Wireless Internet service provisioning calls for dynamically personalizing
service fruition to suit the specific (often limited) characteristics of wireless
clients. For instance, dynamic content negotiation and tailoring, e.g., animation
dropping or frame resolution/color-depth downscaling, are crucial for multi-modal
Web pages including resource-consuming continuous multimedia services.
Moreover, provision-time device mobility requires additional support operations
that are too expensive to be performed by severely limited terminals, e.g.,
location-dependent resource retrieval and rebinding. For instance, after cell
handover, the possible requalification of client bindings to resources and service
components, depending on the new wireless access locality, may consume non-negligible
client resources to explore the provisioning environment and to negotiate with
locally available resources.
We claim the need for distributed and active infrastructures of mobile middleware
proxies working in the fixed network on behalf of portable devices to mediate
their personalized access to wireless Internet services. In particular, in
continuous services, mobile proxies should negotiate the proper stream quality
level depending on terminal characteristics and user preferences, should choose
the most suitable streaming server also depending on client location, and should
monitor, control, and possibly downscale the quality of the received stream in
the case of wireless network congestion. In the wireless Internet all these
management operations should be performed over the fixed network at the wired-wireless
network edges where resource discontinuities are sharper and more frequent. In
addition, when clients roam at provision time, their associated proxies should
be able to follow them by migrating to the newly visited wireless localities, to
maintain colocation with their served access terminals.
According to the above guidelines, we have designed and implemented a SOMA-based
middleware for continuous services over the wireless Internet. Our middleware
provides any wireless device with one SOMA-based companion entity, called shadow
proxy, which runs in a wired node (place) in the same wireless locality that
currently provides connectivity to the device. Wired/wireless hosts in a
locality can be grouped into logical domains, as depicted in Figure 1; domains
are disjointed, even if they include wireless APs with partially overlapping
coverage areas.
In this context, handover prediction is crucial to avoid service interruptions
when providing audio/video streaming to client devices that roam during service
provisioning. Handover prediction permits to perform the needed service management
operations in advance with regards to the actual communication-level client handover.

Figure 1. Portable devices roaming among SOMA wireless access localities.
In particular, on the one hand, it enables the anticipated migration of mobile
proxies to the next domain of attachment of their associated clients; on the
other hand, it makes possible to pre-fetch client-side buffers with streaming
data before client handover, i.e., only when strictly needed to have stream
chunks to play until the communication/middleware-level handover phase is
completed. A detailed description of the implementation of both SOMA middleware
components for continuous services and our prediction-based solution for
anticipated proxy migration is out of the scope of the paper, and can be found
elsewhere. In the following, we specifically focus on how to
exploit handover prediction to optimize the utilization of client-side
pre-fetching buffers for streaming data.
To better understand the need for handover prediction, let us consider an
actual deployment case and rapidly overview the service management operations
that the SOMA-based middleware performs in response to a client change of
locality. Let us suppose a user roams from DomainA to DomainB in Figure 1 while
she is receiving her personalized multimedia flow. Depending on the handover
strategy of the underlying communication layer, the user
device is transparently deassociated from the origin wireless cell and
associated to the destination one when either it completely loses the origin
signal or it is still in the overlapping coverage area between the two cells.

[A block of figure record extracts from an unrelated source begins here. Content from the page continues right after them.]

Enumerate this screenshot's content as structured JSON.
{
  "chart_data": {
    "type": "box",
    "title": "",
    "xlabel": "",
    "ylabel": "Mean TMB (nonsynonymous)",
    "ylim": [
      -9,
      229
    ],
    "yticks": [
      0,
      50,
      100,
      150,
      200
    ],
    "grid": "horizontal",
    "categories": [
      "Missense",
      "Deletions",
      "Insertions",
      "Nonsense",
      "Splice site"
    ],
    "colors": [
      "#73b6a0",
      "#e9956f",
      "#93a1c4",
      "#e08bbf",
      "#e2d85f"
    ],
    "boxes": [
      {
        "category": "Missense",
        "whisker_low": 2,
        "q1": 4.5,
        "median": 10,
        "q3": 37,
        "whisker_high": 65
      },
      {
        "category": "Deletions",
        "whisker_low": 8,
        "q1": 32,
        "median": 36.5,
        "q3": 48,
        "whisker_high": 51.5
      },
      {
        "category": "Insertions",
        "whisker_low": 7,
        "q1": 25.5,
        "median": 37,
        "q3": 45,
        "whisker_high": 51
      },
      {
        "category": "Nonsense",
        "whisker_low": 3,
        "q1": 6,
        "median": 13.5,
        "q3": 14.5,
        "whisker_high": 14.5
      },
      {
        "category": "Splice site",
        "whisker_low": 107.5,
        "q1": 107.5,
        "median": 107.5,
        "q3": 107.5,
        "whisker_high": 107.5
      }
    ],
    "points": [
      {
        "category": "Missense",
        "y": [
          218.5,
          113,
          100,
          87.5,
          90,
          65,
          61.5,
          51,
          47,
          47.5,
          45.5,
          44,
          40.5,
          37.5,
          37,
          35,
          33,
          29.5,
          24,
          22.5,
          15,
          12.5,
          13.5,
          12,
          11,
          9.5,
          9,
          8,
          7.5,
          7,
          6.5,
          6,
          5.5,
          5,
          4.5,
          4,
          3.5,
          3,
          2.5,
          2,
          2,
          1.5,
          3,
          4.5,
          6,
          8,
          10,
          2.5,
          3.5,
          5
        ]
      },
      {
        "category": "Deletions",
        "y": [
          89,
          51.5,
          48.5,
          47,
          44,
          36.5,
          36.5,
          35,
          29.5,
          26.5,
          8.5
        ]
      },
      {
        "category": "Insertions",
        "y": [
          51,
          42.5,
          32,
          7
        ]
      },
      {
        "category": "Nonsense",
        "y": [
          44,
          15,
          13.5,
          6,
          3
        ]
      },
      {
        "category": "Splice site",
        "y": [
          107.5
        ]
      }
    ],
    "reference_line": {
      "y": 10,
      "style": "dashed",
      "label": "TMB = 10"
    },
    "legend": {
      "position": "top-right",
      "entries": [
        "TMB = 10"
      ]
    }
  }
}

In any case, before the communication-level handover completes, our middleware
should migrate the shadow proxy to the destination domain, and there the proxy
should instantiate/configure the needed local middleware components and should
reconnect to the server (or to an equivalent local replica of it), before being
capable of serving its client again. Also in presence of a correctly anticipated
proxy migration, the above operations can produce a temporary streaming
suspension if not integrated with a pre-fetched streaming buffer of suitable size
at the client side. Our solution for predictive RSSI-based management
of client-side buffers has the two-fold goal of minimizing the buffer size
requirements and of performing buffer pre-fetch operations only when strictly
needed, i.e., before an actual client handover.